Déjà des hausses d'impôts au Royaume-Uni

Rishi Sunak, le Chancelier de l'Échiquier. ©REUTERS

Rishi Sunak dévoilera mercredi le premier budget post-pandémique, qui sera marqué par un durcissement plus rapide que prévu de la fiscalité sur les entreprises.

En dehors de la réouverture des écoles la semaine prochaine, le confinement strict devra encore être observé pendant six semaines, avant une normalisation progressive et irréversible. Mais pour Rishi Sunak, c'est déjà le moment d'un autre effort, économique cette fois, à la charge des entreprises.

Lors de la présentation du budget, mercredi, la priorité du Chancelier de l'Échiquier sera d'accompagner le rebond attendu à la fin du confinement, mais aussi de tenir compte du niveau extrêmement élevé de la dette (99,4% du PIB à la fin décembre, du jamais vu depuis 1962).

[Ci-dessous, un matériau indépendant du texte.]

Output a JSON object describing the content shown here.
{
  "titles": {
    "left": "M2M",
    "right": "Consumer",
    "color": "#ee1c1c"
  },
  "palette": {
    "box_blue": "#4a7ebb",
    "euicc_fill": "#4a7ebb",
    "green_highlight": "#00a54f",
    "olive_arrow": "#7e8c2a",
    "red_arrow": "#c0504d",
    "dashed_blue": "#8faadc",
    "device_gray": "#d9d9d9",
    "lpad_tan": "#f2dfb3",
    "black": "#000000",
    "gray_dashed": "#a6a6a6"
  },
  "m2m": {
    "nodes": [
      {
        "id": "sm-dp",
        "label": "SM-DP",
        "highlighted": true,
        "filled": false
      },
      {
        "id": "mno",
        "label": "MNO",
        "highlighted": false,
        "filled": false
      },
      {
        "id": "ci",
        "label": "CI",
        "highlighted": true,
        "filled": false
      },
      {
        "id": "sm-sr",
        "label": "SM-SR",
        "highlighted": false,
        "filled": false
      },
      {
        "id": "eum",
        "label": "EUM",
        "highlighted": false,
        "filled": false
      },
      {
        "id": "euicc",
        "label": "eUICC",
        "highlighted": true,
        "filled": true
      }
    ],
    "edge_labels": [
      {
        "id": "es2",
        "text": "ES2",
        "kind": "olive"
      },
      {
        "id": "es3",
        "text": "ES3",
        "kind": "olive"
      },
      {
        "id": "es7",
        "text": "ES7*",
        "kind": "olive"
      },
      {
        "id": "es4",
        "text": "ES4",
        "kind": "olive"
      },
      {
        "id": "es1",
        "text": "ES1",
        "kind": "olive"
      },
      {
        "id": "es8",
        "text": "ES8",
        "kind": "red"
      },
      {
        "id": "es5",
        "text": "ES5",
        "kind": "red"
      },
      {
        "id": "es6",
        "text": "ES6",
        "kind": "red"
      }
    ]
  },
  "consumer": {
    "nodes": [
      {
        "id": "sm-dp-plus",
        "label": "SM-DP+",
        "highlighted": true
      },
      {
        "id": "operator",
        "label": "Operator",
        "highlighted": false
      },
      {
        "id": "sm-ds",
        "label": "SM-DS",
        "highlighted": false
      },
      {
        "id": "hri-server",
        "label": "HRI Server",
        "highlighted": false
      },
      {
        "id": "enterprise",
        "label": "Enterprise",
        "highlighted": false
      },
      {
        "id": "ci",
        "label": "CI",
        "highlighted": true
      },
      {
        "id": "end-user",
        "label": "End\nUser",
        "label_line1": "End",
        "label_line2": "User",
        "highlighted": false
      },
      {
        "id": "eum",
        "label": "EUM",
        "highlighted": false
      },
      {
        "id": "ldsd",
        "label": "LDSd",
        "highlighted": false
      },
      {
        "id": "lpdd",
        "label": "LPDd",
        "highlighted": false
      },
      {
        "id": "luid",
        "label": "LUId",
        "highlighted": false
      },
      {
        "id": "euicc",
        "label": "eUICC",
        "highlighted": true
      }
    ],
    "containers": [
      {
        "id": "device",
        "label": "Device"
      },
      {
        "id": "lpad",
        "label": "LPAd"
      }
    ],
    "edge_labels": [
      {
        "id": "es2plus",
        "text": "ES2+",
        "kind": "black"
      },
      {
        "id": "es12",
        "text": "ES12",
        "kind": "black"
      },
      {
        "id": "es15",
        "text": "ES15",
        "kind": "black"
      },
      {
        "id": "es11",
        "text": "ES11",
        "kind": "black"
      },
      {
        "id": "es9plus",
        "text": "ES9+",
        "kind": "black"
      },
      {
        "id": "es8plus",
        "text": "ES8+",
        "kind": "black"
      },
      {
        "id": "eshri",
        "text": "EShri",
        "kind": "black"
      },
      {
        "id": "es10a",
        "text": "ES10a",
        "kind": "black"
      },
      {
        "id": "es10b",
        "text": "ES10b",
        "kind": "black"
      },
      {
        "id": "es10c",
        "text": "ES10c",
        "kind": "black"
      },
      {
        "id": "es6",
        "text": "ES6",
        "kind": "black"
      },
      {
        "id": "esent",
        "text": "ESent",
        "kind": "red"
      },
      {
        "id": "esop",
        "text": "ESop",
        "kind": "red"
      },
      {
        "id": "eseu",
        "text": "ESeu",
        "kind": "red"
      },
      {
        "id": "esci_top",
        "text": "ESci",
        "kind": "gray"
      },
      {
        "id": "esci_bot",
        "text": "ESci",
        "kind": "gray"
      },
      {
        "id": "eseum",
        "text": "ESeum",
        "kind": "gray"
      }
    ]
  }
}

Le taux Isoc le plus bas du G7

La mesure la plus forte devrait être la hausse spectaculaire de la corporation tax. La question n'est plus de savoir si ce taux va augmenter, mais dans quelle proportion. Celui-ci pourrait progressivement passer à 25%, d'ici à la fin de l'actuel Parlement.
Le Royaume-Uni offre depuis dix ans l'un des environnements fiscaux les plus favorables aux entreprises, avec une taxe sur les bénéfices de 19%. Le taux actuel est le plus bas de l'ensemble des pays du G7, loin de celui de la France (32%) et de l'Allemagne (30%). Il n'a cessé de baisser depuis quarante ans: il atteignait 52% au moment où Margaret Thatcher est arrivée au pouvoir en 1979. Puis 34% douze ans plus tard lorsqu'elle a cédé la place à John Major. Il était de 28% au moment de la crise financière de 2008, sous le gouvernement travailliste de Gordon Brown. À partir de 2010, David Cameron et George Osborne l'ont encore fait baisser et ont même voulu le faire passer à 15% avant le référendum sur le Brexit, une idée qui a été rejetée par Theresa May à son arrivée au pouvoir.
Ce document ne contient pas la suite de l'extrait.